Capítulo 6

1.2K 208 35
                                    

As mãos da coisa sobre ele doíam.

Sempre doíam — mais que o frio congelante, mais do que o choro dos bebês no quarto ao lado, mais do que saber que não sairia vivo dali. Apenas uma vaga lembrança do calor do verão, e de um sorriso resplandecente como o sol, era reconfortante.

Kaori.

Kaori.

Kaori.

O nome significava algo perfumado, algo que entrelaça.

Kaori.

Ele adorava pronunciar aquele nome. Mas até mesmo aquilo havia sido tomado dele. Só restara aquilo dentro dela, que havia entrado por meio de um buraco em sua cabeça após a morte.

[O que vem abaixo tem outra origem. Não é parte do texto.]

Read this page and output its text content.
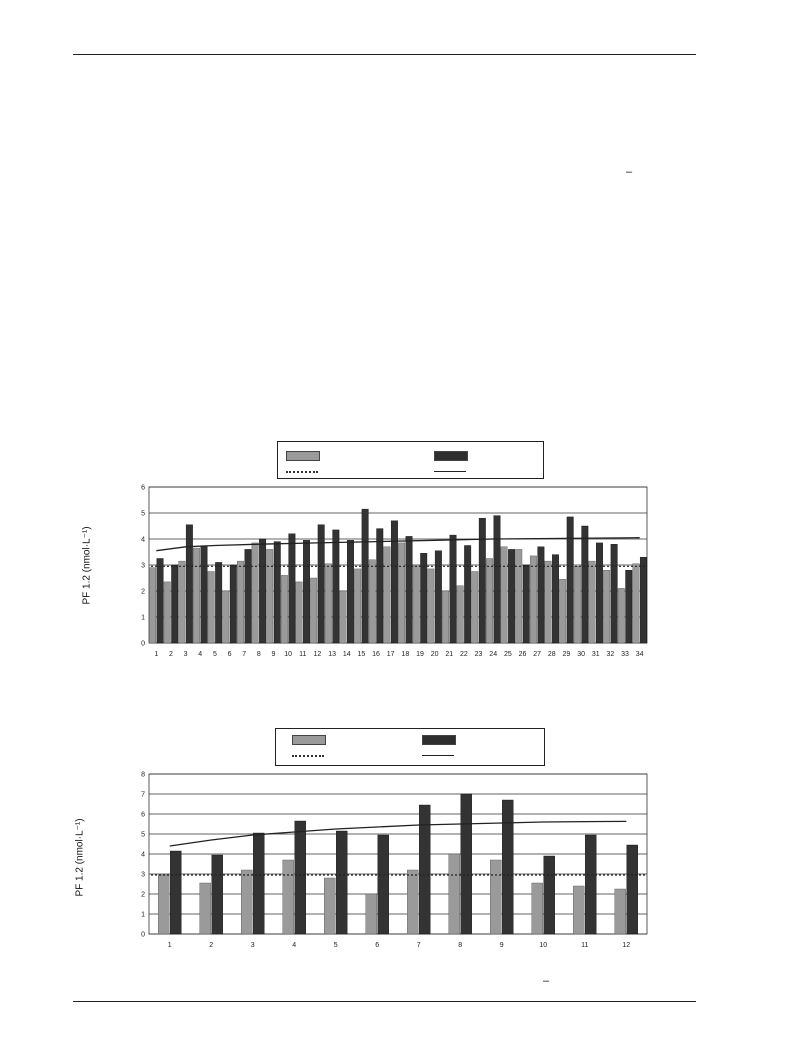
–
–
PF 1.2 (nmol·L⁻¹)
PF 1.2 (nmol·L⁻¹)
0
1
2
3
4
5
6
1 2 3 4 5 6 7 8 9 10 11 12 13 14 15 16 17 18 19 20 21 22 23 24 25 26 27 28 29 30 31 32 33 34
0
1
2
3
4
5
6
7
8
1	2	3	4	5	6	7	8	9	10	11	12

Ele dissera para si mesmo que estava tudo bem, que ainda havia algo de Kaori dentro daquele corpo, mas a verdade... A verdade era que, no fundo, ele sabia que era mentira. Aquilo não era Kaori. E era a mãe do seu filho; era o que Kaori deveria ter sido.

Ele havia deixado que aquilo acontecesse com o corpo dela, havia deixado que aquela coisa usasse a pele de sua esposa da maneira como pretendia. O arrependimento e a dor se enroscaram dentro dele, apertando seu estômago e seu coração com garras fantasmas, e então Jin fechou os olhos.

Ele não se importava mais com o que acontecia com ele.

Ele não se importou quando o frio o preencheu.

...

Três horas.

Três malditas horas de trem, mais duas de carro até chegar em casa. Sem contar com as quatro horas que ele havia gastado com as gêmeas no shopping antes de irem para a estação, e a hora extra que eles ficaram na fila para comprar as passagens.

Ao todo, dez horas.

Toji massageou o pescoço e saiu do carro. O taxista saiu e o ajudou a levar as malas até a porta de casa. Maki e Mai brincavam de pega-pega ao redor do carro, rindo alto.

- Vocês vão se sujar! - esbravejou Toji, colocando a última mala no pé na porta. - As roupas são novas, lembram?!

Elas o ignoraram e continuaram correndo. Toji suspirou, exasperado, e puxou a carteira para pagar o taxista, que se despediu deles com um sorriso. Maki e Mai foram correndo até Toji, rindo, e a gêmea mais nova agarrou a perna de Toji.

Maki havia escolhido vários shorts e blusas largas, mas Mai preferira roupas mais femininas, como vestidos e saias, e ambas havia comprado vários tênis e sapatilhas, além de calcinhas — Toji quase morrera de vergonha quando o atendente do caixa passara as peças de roupas coloridas e cheias de desenhos na máquina.

- Não devia ter deixado vocês comerem tanto açúcar - ele resmungou, pegando as chaves.

- Papai... - chamou Mai, apontando para o telhado.  - O que é aquilo?

Toji olhou para ela, e então olhou para onde ela apontava.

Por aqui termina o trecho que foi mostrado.